Punxsutawney Phil

Have you seen the movie "groundhog day"? This movie was very popular in German speaking Europe in the mid nineties under the title "Und täglich grüsst das Murmeltier." It is about a news reporter who ends up doing a live broadcast in a Pennsylvania town of name Punxsutawney. The reporter gets up at 6am in the morning when the radio alarm sets off with a specific tune. He reports on Punxsutawney Phil, a groundhog that predicts by its shadow if the winter is going to end or last for another six weeks. If he sees his shadow, be prepared for six more weeks of winter weather. If there is no shadow to be found, then spring is just around the corner!

The story in the movie is that the news reporter wakes up the next day and the day repeats itself, same tune on the radio, same groundhog, same people he meets. The day repeats several times and the poor man tries to break the circle by trying different behaviors and actions each day.

The star of the movie is Phil though, a very cute groundhog. And the good news is - if you haven't know it yet: Phil exists!
One of those days we were greeted from the radio with "Happy Groundhog Day!" It turned out that Feb 2 was groundhog day. And indeed, people would greet you with "Happy groundhog day," at least if you live on the East coast somewhat close to Pennsylvania (in particular on TV and radio stations, of course).

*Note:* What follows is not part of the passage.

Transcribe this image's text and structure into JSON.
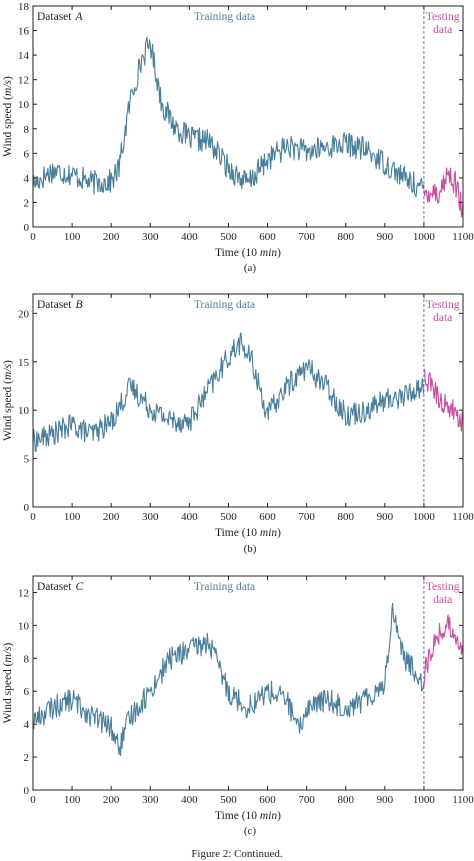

For this year he predicted six more weeks of winter, and boy he was right! Two weeks later we had two feet of snow in one night! On the long run though someone counted that he is right in about 50 percent of the cases.

Check the Web page http://www.groundhog.org/ for more details.

Some photos from the 2003 event from http://pittsburgh.about.com/:
The Inner Circle, renowned members of the society, with Phil
The scene of the event: Gobbler's Knob

The full story can be read on http://www.punxsutawneyphil.com/.

The Pittsburgh Internet page (http://pittsburgh.about.com/library/weekly/aa012501a.htm gives more details:

What in the Heck is Groundhog Day Anyway?
The Origins of Groundhog Day, Punxsutawney Phil, and Other Famous Groundhogs

A German tradition holds that if the sun comes out on Candlemas, the precursor to Groundhog Day, the hedgehog (or badger) will see its shadow and six more weeks of winter will follow. When German settlers came to Pennsylvania they continued this tradition, using groundhogs instead of hedgehogs to predict the weather.

For as the sun shines on Candlemas Day,
So far will the snow swirl until May.
For as the snow blows on Candlemas Day,
So far will the sun shine before May.
The first official Groundhog Day was celebrated on February 2, 1886 in Punxsutawney, Pennsylvania with a proclamation in The Punxsutawney Spirit by the newspaper's editor, Clymer Freas: "Today is groundhog day and up to the time of going to press the beast has not seen its shadow." The legendary first Groundhog Day trip to Gobbler's Knob was made the following year by a group of spirited groundhog hunters who dubbed themselves "The Punxsutawney Groundhog Club." Clymer, a member of the club, used his editorial clout to proclaim that Phil, the Punxsutawney Groundhog, was the one and only official weather prognosticating groundhog.

Phil's fame began to spread and newspapers from around the world began to report his predictions. Growing legions of fans started making the trek to Punxsutawney every February 2, and with the release of the 1993 movie Groundhog Day, starring Bill Murray, the crowds began to number in the tens of thousands. Phil's yearly Groundhog Day predictions are actually even entered into the Congressional Record!